965.8 The request for administrative review shall include a specific description of each item requested to be reviewed, the reason for the request for review, the relief requested, and documentation in support of the relief requested.
965.9 DHCF shall transmit to the provider a written determination approving or denying each item requested to be reviewed no later than one hundred and twenty (120) days after the date of the written request for administrative review.
965.10 The provider may appeal the written determination described in section 965.9 within forty-five (45) days of its receipt by filing a written notice of appeal with the District’s Office of Administrative Hearings, 825 North Capitol Street, N.E., Suite 4150, Washington, DC 20002.
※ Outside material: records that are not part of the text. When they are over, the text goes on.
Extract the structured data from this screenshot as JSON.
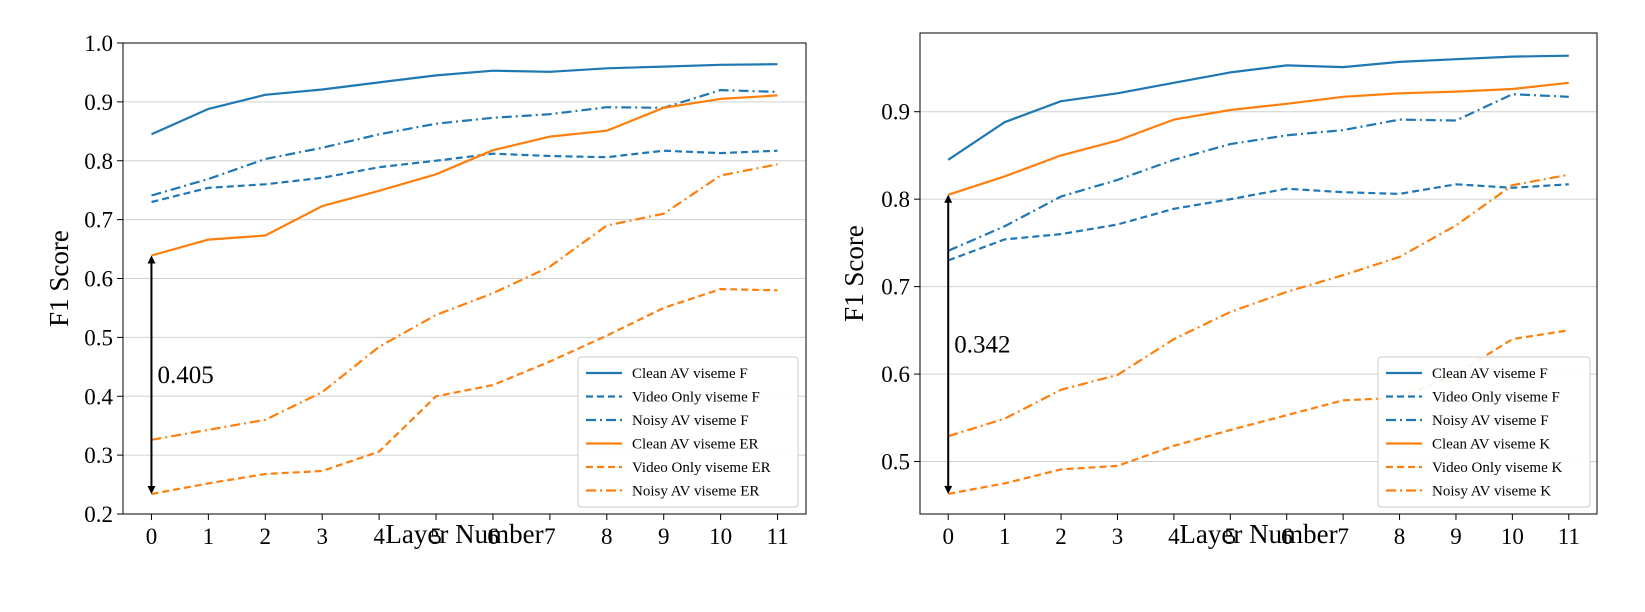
{
  "chart_data": [
    {
      "type": "line",
      "xlabel": "Layer Number",
      "ylabel": "F1 Score",
      "x": [
        0,
        1,
        2,
        3,
        4,
        5,
        6,
        7,
        8,
        9,
        10,
        11
      ],
      "xticks": [
        "0",
        "1",
        "2",
        "3",
        "4",
        "5",
        "6",
        "7",
        "8",
        "9",
        "10",
        "11"
      ],
      "xlim": [
        -0.5,
        11.5
      ],
      "ylim": [
        0.2,
        1.0
      ],
      "yticks": [
        "0.2",
        "0.3",
        "0.4",
        "0.5",
        "0.6",
        "0.7",
        "0.8",
        "0.9",
        "1.0"
      ],
      "grid": "horizontal",
      "legend_position": "lower-right",
      "annotation": {
        "text": "0.405",
        "x": 0,
        "y_from": 0.234,
        "y_to": 0.639
      },
      "series": [
        {
          "name": "Clean AV viseme F",
          "color": "#1f77b4",
          "style": "solid",
          "values": [
            0.845,
            0.888,
            0.912,
            0.921,
            0.933,
            0.945,
            0.953,
            0.951,
            0.957,
            0.96,
            0.963,
            0.964
          ]
        },
        {
          "name": "Video Only viseme F",
          "color": "#1f77b4",
          "style": "dashed",
          "values": [
            0.73,
            0.754,
            0.76,
            0.771,
            0.789,
            0.8,
            0.812,
            0.808,
            0.806,
            0.817,
            0.813,
            0.817
          ]
        },
        {
          "name": "Noisy AV viseme F",
          "color": "#1f77b4",
          "style": "dashdot",
          "values": [
            0.741,
            0.769,
            0.803,
            0.822,
            0.845,
            0.863,
            0.873,
            0.879,
            0.891,
            0.89,
            0.92,
            0.917
          ]
        },
        {
          "name": "Clean AV viseme ER",
          "color": "#ff7f0e",
          "style": "solid",
          "values": [
            0.639,
            0.666,
            0.673,
            0.723,
            0.749,
            0.777,
            0.818,
            0.841,
            0.851,
            0.89,
            0.905,
            0.911
          ]
        },
        {
          "name": "Video Only viseme ER",
          "color": "#ff7f0e",
          "style": "dashed",
          "values": [
            0.234,
            0.252,
            0.268,
            0.273,
            0.306,
            0.4,
            0.419,
            0.459,
            0.503,
            0.55,
            0.582,
            0.58
          ]
        },
        {
          "name": "Noisy AV viseme ER",
          "color": "#ff7f0e",
          "style": "dashdot",
          "values": [
            0.326,
            0.343,
            0.36,
            0.407,
            0.484,
            0.538,
            0.575,
            0.62,
            0.69,
            0.71,
            0.775,
            0.794
          ]
        }
      ]
    },
    {
      "type": "line",
      "xlabel": "Layer Number",
      "ylabel": "F1 Score",
      "x": [
        0,
        1,
        2,
        3,
        4,
        5,
        6,
        7,
        8,
        9,
        10,
        11
      ],
      "xticks": [
        "0",
        "1",
        "2",
        "3",
        "4",
        "5",
        "6",
        "7",
        "8",
        "9",
        "10",
        "11"
      ],
      "xlim": [
        -0.5,
        11.5
      ],
      "ylim": [
        0.44,
        0.99
      ],
      "yticks": [
        "0.5",
        "0.6",
        "0.7",
        "0.8",
        "0.9"
      ],
      "grid": "horizontal",
      "legend_position": "lower-right",
      "annotation": {
        "text": "0.342",
        "x": 0,
        "y_from": 0.463,
        "y_to": 0.805
      },
      "series": [
        {
          "name": "Clean AV viseme F",
          "color": "#1f77b4",
          "style": "solid",
          "values": [
            0.845,
            0.888,
            0.912,
            0.921,
            0.933,
            0.945,
            0.953,
            0.951,
            0.957,
            0.96,
            0.963,
            0.964
          ]
        },
        {
          "name": "Video Only viseme F",
          "color": "#1f77b4",
          "style": "dashed",
          "values": [
            0.73,
            0.754,
            0.76,
            0.771,
            0.789,
            0.8,
            0.812,
            0.808,
            0.806,
            0.817,
            0.813,
            0.817
          ]
        },
        {
          "name": "Noisy AV viseme F",
          "color": "#1f77b4",
          "style": "dashdot",
          "values": [
            0.741,
            0.769,
            0.803,
            0.822,
            0.845,
            0.863,
            0.873,
            0.879,
            0.891,
            0.89,
            0.92,
            0.917
          ]
        },
        {
          "name": "Clean AV viseme K",
          "color": "#ff7f0e",
          "style": "solid",
          "values": [
            0.805,
            0.826,
            0.85,
            0.867,
            0.891,
            0.902,
            0.909,
            0.917,
            0.921,
            0.923,
            0.926,
            0.933
          ]
        },
        {
          "name": "Video Only viseme K",
          "color": "#ff7f0e",
          "style": "dashed",
          "values": [
            0.463,
            0.475,
            0.491,
            0.495,
            0.518,
            0.536,
            0.553,
            0.57,
            0.573,
            0.6,
            0.64,
            0.65
          ]
        },
        {
          "name": "Noisy AV viseme K",
          "color": "#ff7f0e",
          "style": "dashdot",
          "values": [
            0.529,
            0.549,
            0.582,
            0.599,
            0.64,
            0.671,
            0.694,
            0.713,
            0.734,
            0.77,
            0.816,
            0.828
          ]
        }
      ]
    }
  ]
}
965.11 The filing of an appeal with the Office of Administrative Hearings shall not stay any action to recover recoupment amounts from the provider.
965.99 DEFINITIONS
When used in this section, the following terms and phrases shall have the meanings ascribed:
Department of Health Care Finance (DHCF) – the executive department responsible for administering the Medicaid program within the District of Columbia effective October 1, 2008.
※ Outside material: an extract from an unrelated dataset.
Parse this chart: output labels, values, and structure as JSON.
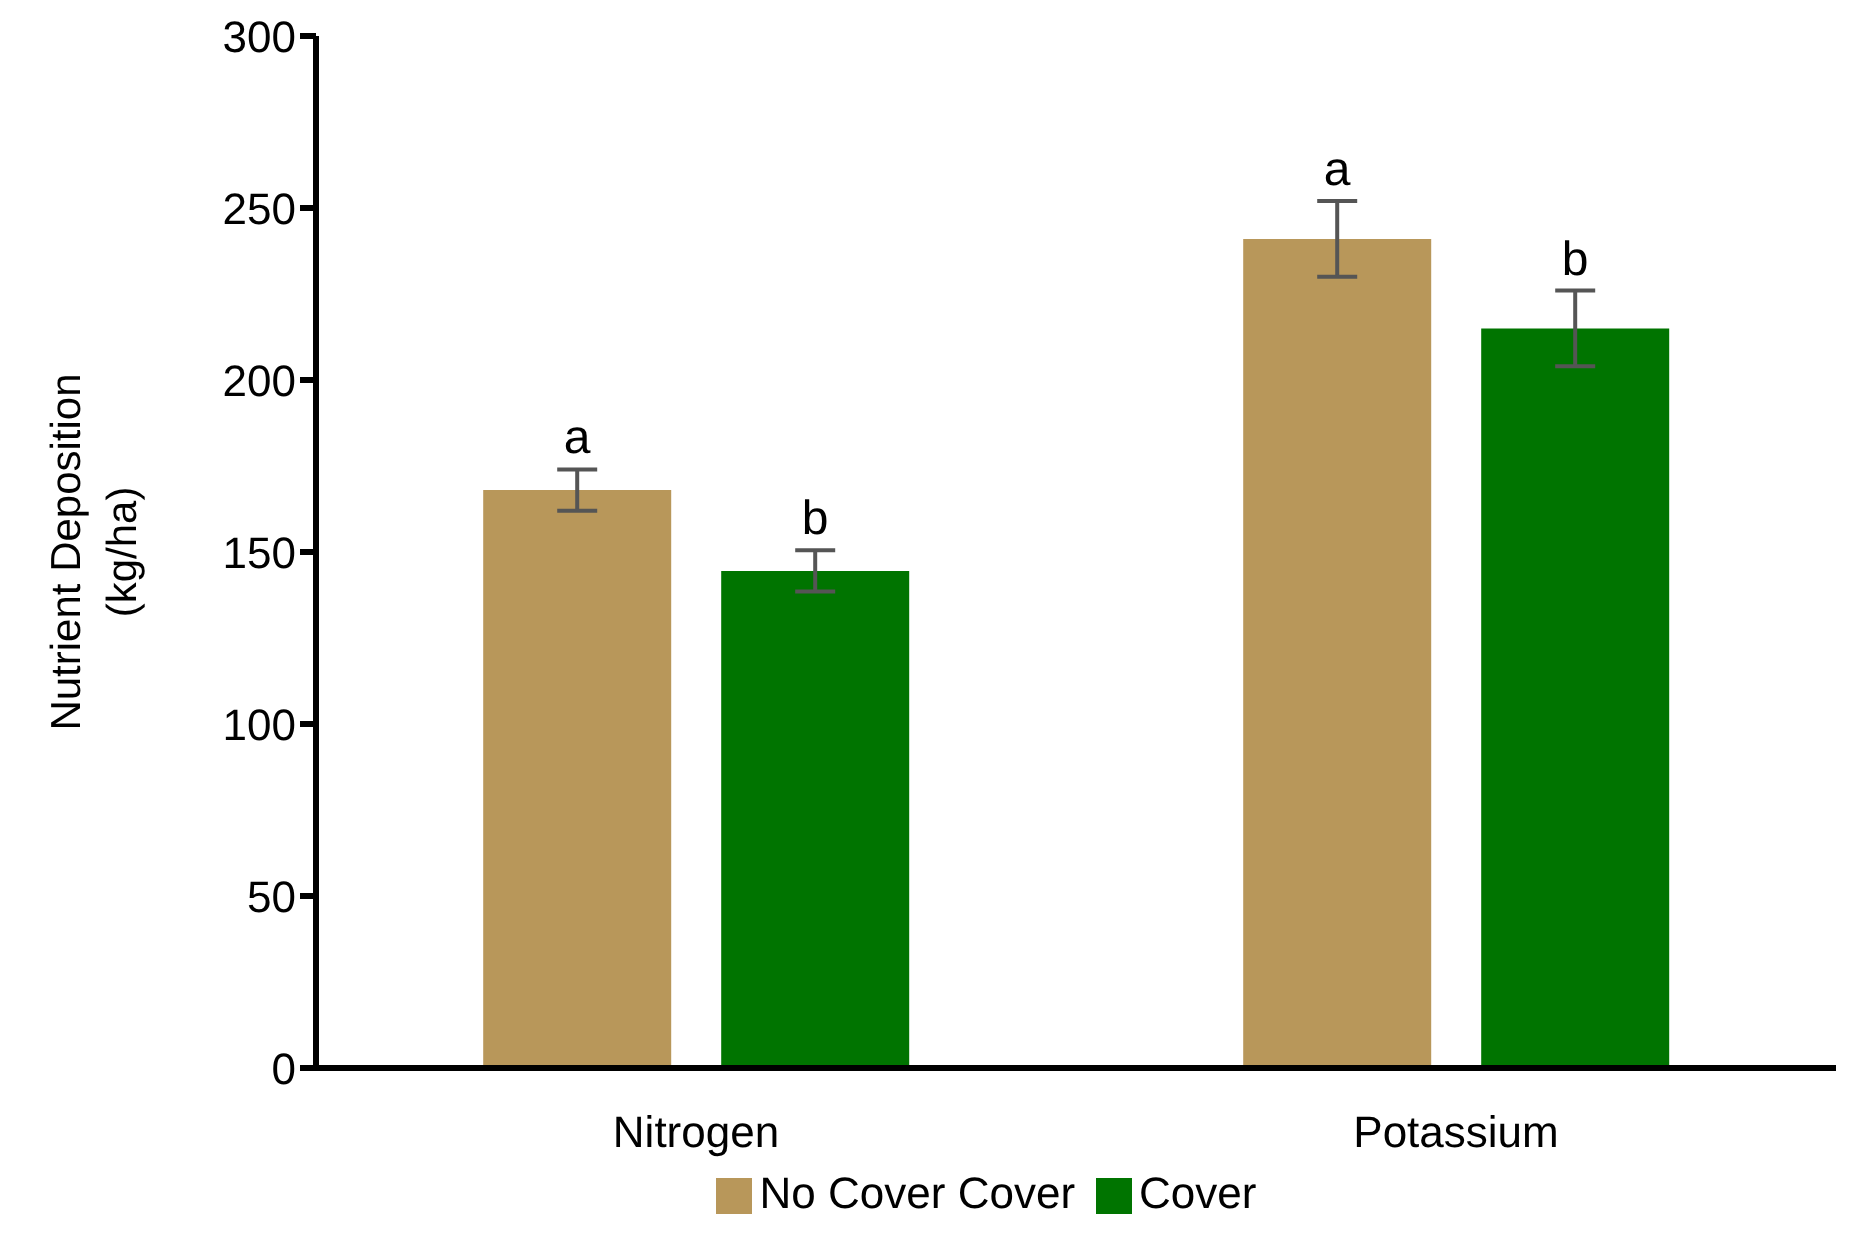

Overpayment – a payment or portion of a payment made to a Medicaid provider in excess of the payment to which the provider was entitled under the District of Columbia or federal laws and regulations governing the Medicaid program.
Provider - an individual or entity enrolled in the Medicaid program furnishing
services pursuant to a Medicaid provider agreement.
Statistically valid scientific sampling- the collection of data using generally accepted sampling methods.
Persons desiring to comment on these proposed rules should submit comments in writing within thirty (30) days after publication of this notice in the D.C. Register to Dr. Julie Hudman, Director, the Department of Health Care Finance, 825 North Capitol Street, N.E., 5th Floor, Washington, D.C. 20002. Copies of these proposed rules may be obtained between 8:30 a.m. and 5:00 p.m., Monday through Friday, excluding holidays, at the address stated above.